One of the reasons we might be having problems with PowerPoint is that we’re stuck between a rock and a hard place.
That’s what struck me the other day when I interviewed professor Dale Cyphert about the relationship between our classic ideas about rhetoric and PowerPoint. The way she put it, we’re basically at a cultural crossroads between our traditional ideas of Western “oratory” from earlier periods of history, and a new global “media-age” that has embraced non-traditional ways of communicating that were previously ignored or belittled. As the two worldviews clash, PowerPoint is often stuck in the middle, reflecting the worst of both worlds to each cultural woldview:
“The result is either an ‘immature’ or ‘indecent’ use of electronic communication from an oratorical worldview, or a ‘boring’ or ‘limiting’ form of presentation structure from a media-age perspective. Neither audience will find it to be acceptable or effective rhetoric.”
That would explain people why some people say we should get rid of PowerPoint altogether (they’re coming from an oratorical worldview), and why other people say it’s a very primitive tool (they’re coming from a media-age perspective).

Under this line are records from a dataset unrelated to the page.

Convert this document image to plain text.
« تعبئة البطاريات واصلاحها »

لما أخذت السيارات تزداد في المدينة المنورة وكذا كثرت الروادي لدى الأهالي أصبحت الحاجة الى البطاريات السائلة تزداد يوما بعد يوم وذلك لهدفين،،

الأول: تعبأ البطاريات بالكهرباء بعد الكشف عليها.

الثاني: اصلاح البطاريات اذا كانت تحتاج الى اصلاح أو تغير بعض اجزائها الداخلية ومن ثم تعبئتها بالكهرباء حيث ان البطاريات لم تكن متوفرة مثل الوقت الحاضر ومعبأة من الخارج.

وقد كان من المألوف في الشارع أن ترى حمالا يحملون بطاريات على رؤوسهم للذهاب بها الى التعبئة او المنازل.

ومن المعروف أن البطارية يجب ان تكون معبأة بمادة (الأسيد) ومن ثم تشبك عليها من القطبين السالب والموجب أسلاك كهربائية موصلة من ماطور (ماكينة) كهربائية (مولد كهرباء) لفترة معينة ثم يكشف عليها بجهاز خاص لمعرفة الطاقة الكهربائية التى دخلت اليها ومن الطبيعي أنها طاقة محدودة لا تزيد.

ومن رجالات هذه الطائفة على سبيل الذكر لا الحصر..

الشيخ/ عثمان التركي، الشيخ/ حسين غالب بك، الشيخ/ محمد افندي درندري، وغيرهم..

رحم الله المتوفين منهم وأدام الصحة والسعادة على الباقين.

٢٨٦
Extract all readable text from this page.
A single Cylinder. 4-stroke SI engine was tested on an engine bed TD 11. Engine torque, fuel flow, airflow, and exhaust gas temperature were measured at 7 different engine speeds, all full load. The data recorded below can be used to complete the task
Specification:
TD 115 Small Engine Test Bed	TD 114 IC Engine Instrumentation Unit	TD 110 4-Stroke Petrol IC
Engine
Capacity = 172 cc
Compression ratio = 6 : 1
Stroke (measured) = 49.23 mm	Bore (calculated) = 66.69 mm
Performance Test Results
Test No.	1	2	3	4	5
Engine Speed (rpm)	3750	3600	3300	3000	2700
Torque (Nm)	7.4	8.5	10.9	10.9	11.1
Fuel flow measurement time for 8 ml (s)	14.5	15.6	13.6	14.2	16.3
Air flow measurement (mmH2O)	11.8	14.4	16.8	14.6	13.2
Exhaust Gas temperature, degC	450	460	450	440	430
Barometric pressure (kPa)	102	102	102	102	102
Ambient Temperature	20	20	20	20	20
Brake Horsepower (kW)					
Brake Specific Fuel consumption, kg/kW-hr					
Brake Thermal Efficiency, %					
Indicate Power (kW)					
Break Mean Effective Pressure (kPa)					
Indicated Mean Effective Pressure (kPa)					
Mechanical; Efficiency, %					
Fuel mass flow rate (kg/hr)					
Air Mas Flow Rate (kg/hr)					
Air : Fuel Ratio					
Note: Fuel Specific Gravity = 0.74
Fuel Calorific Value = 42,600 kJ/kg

According to Dale, what will result from this clash of cultures is something new that blends together the engagement of in-person relationships and the power of media:
“The live presenter, taking advantage of electronic tools, is in a position to provide the first real bridge from the very ‘literate’ rhetoric that has dominated Western politics for the past few centuries to the more ‘oral’ traditions of theater, poetry and dance. Television alone taps into some of those emotional, communal, personal reactions, but loses virtually all the advantages of reasoned discussion. We certainly don’t want presenters to start to create video shows for audience members to view at their own convenience — which unfortunately has been done. There’s something about the person of the presenter that is crucial to good collective decision-making. We might be evolving from ‘formal orator’ to ‘discussion facilitator’ as the model, but rhetoric still seems to require a human personality to guide people’s thinking in good directions.”
Who would’ve thought that creating a little old PowerPoint might be evolving human communication in a positive direction? Keep that in mind the next time you get ready to present.
Tip: Think about which worldview holds sway in your mind, and then about which worldview holds sway in the minds of your organization and your next audience. If you are a “formal orator” and consider PowerPoint to be a visual aid to hold text, select one of your slides and use a full-screen image to stretch your thinking. If you consider PowerPoint to be a primitive tool, expand a full-screen even larger and create a visual “scene” for your presentation with a PowerPoint slide. If you want to try out being a “media-enabled facilitator”, use a simple evocative media technique to open up a dialogue that wouldn’t happen any other way. And if you’re particularly daring, walk “into” an image as Scott McCloud does during his presentations. Remember, a PowerPoint innovation a day keeps the boredom — and culture clashes — at bay.